Nearly two years ago our lives were turned upside down and blessed in equal measure with the arrival of our beautiful daughter. We decided a while back that the time was right to try for a baby. We chose a sperm donor who was also a friend because we wanted the baby to know their routes and several months of preparation later we began the process of actively trying for a child. 
However, as with all the best laid plans, things did not go according to plan as in the same week we began trying for a baby we discovered that my partner had AML (Acute Myloid Leukaemia) It had been coming on for a while but we had no idea that either she was sick or in fact that I was already pregnant! 
She beat the leukaemia once after four rounds of chemo and whilst I was pregnant. Some days I would take her into hospital for her treatment and then run down the corridor to be sick in the loo. Two weeks before the baby arrived we were told the leukaemia was back again and this time needed a bone marrow transplant. They gave us 2 weeks grace on the start of treatment to give her the chance of being at the birth and thankfully she was there and able to be at home for a week before going into hospital for her next treatment. Three rounds of chemo and then the transplant, during which Debbie nearly died, and we had a 10 month old baby and a massive battle ahead of us. 
I tell you all this because I need you to understand what a miracle our baby felt like, she survived the early stages of pregnancy despite all the stress, she was a light of beauty and hope in a very dark time, and she arrived against the odds. I'm not saying it was easy, but one look at her beautiful face each day and we all felt like we could do it, like we could face anything. I learn so much from her despite the fact she is yet unable to even put a basic sentence together, and I want to share two things that she showed me just the other day. 

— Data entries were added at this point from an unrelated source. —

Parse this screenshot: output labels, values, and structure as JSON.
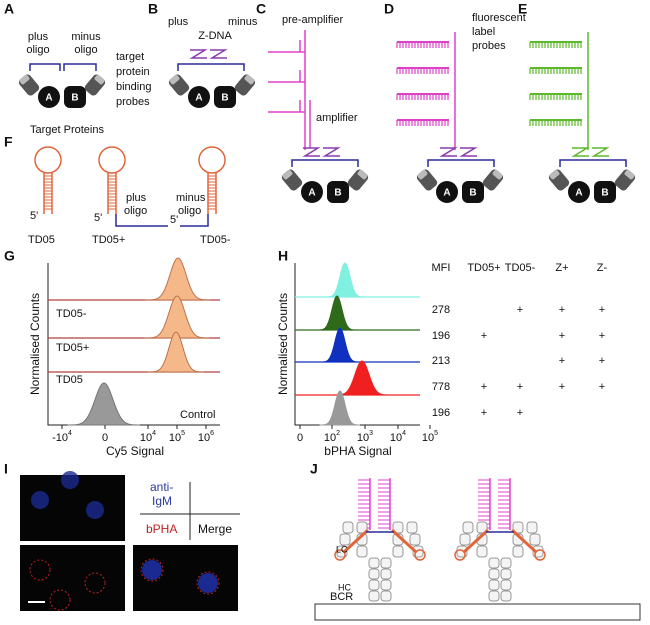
{
  "panel_labels": [
    "A",
    "B",
    "C",
    "D",
    "E",
    "F",
    "G",
    "H",
    "I",
    "J"
  ],
  "A": {
    "plus": [
      "plus",
      "oligo"
    ],
    "minus": [
      "minus",
      "oligo"
    ],
    "probes": [
      "target",
      "protein",
      "binding",
      "probes"
    ],
    "proteins": [
      "A",
      "B"
    ],
    "caption": "Target Proteins"
  },
  "B": {
    "plus": "plus",
    "minus": "minus",
    "zdna": "Z-DNA",
    "proteins": [
      "A",
      "B"
    ]
  },
  "C": {
    "pre_amplifier": "pre-amplifier",
    "amplifier": "amplifier",
    "proteins": [
      "A",
      "B"
    ]
  },
  "D": {
    "proteins": [
      "A",
      "B"
    ]
  },
  "E": {
    "probes": [
      "fluorescent",
      "label",
      "probes"
    ],
    "proteins": [
      "A",
      "B"
    ]
  },
  "F": {
    "hairpins": [
      {
        "five": "5'",
        "name": "TD05"
      },
      {
        "five": "5'",
        "name": "TD05+",
        "oligo": [
          "plus",
          "oligo"
        ]
      },
      {
        "five": "5'",
        "name": "TD05-",
        "oligo": [
          "minus",
          "oligo"
        ]
      }
    ]
  },
  "G": {
    "y_label": "Normalised Counts",
    "x_label": "Cy5 Signal",
    "rows": [
      "TD05-",
      "TD05+",
      "TD05",
      "Control"
    ],
    "x_ticks": [
      {
        "base": "-10",
        "exp": "4"
      },
      "0",
      {
        "base": "10",
        "exp": "4"
      },
      {
        "base": "10",
        "exp": "5"
      },
      {
        "base": "10",
        "exp": "6"
      }
    ]
  },
  "H": {
    "y_label": "Normalised Counts",
    "x_label": "bPHA Signal",
    "x_ticks": [
      "0",
      {
        "base": "10",
        "exp": "2"
      },
      {
        "base": "10",
        "exp": "3"
      },
      {
        "base": "10",
        "exp": "4"
      },
      {
        "base": "10",
        "exp": "5"
      }
    ],
    "columns": [
      "MFI",
      "TD05+",
      "TD05-",
      "Z+",
      "Z-"
    ],
    "rows": [
      {
        "mfi": 278,
        "cells": [
          null,
          "+",
          "+",
          "+"
        ]
      },
      {
        "mfi": 196,
        "cells": [
          "+",
          null,
          "+",
          "+"
        ]
      },
      {
        "mfi": 213,
        "cells": [
          null,
          null,
          "+",
          "+"
        ]
      },
      {
        "mfi": 778,
        "cells": [
          "+",
          "+",
          "+",
          "+"
        ]
      },
      {
        "mfi": 196,
        "cells": [
          "+",
          "+",
          null,
          null
        ]
      }
    ]
  },
  "I": {
    "legend": {
      "anti_igm": [
        "anti-",
        "IgM"
      ],
      "bpha": "bPHA",
      "merge": "Merge"
    }
  },
  "J": {
    "lc": "LC",
    "hc": "HC",
    "bcr": "BCR"
  }
}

Each day when we get up we go downstairs and we feed the cats, Emily (the toddler) helps me to give vegetable treats to the guinea pigs that live in our conservatory. Then every morning  she runs to the large cat scratching post and 'hides' in between the posts and every day I pretend that I can't see her and try and find her. Then with great glee she comes out from her hidey hole and shouts 'boo' and I pretend to be all shocked. It doesn't matter how many times we do this she believes me when I say I can't see her and she loves playing this game. She has an unquestioning trust in me and our game that we play. 

The second thing that day came when we were playing with her new set of bricks she got for Christmas. They have horses and fairy princesses in the set and she discovered the joys of building with them rather than knocking things down. The thing is what she built, to her it seemed completely plausible that brick on brick on horse on brick on unicorn with a baby horse on top was a perfectly normal and acceptable thing to happen. 
Oh if only our relationship with God could be so, unquestioning trust and not restricted by the limitations of our mind. The time in our lives when we learned the most was before the age of five, not just because there is so much to learn but also because we explore and question and try things with abandon and trusted our care givers without question. Our minds were sponges and we took in every detail and just found the world to be a wonderful place. 
I know this is simplistic and that life is far more complicated than this, that we have all been shaped by our experiences, damaged by life's twists and turns. But maybe when Jesus said you must become like children in order to enter the New Realm of God I think he may have had something. As I believe that the Realm of God is in fact here and present and is available to us, approaching being a part of it like a child makes complete sense. That sense of openness and trust, a sense of adventure and experimentation, the more I learn from the way our little girl looks at the world, the more I feel I am growing and deepening my relationship with God. I fully believe that children can see things that we cannot and that over time we shut down and see less and less of the Sacred in the world around us. But let us take a leaf out of the book of a lively toddler, stack unicorns on horses on bricks, hide in full sight yet believe we cannot be seen, I am sure that we will see so much more of God if we do. 

I may be teaching Emily colours and numbers but the truth is that she is teaching me far more about life and the world than I am teaching her and I am loving every moment of this new and exciting perspective.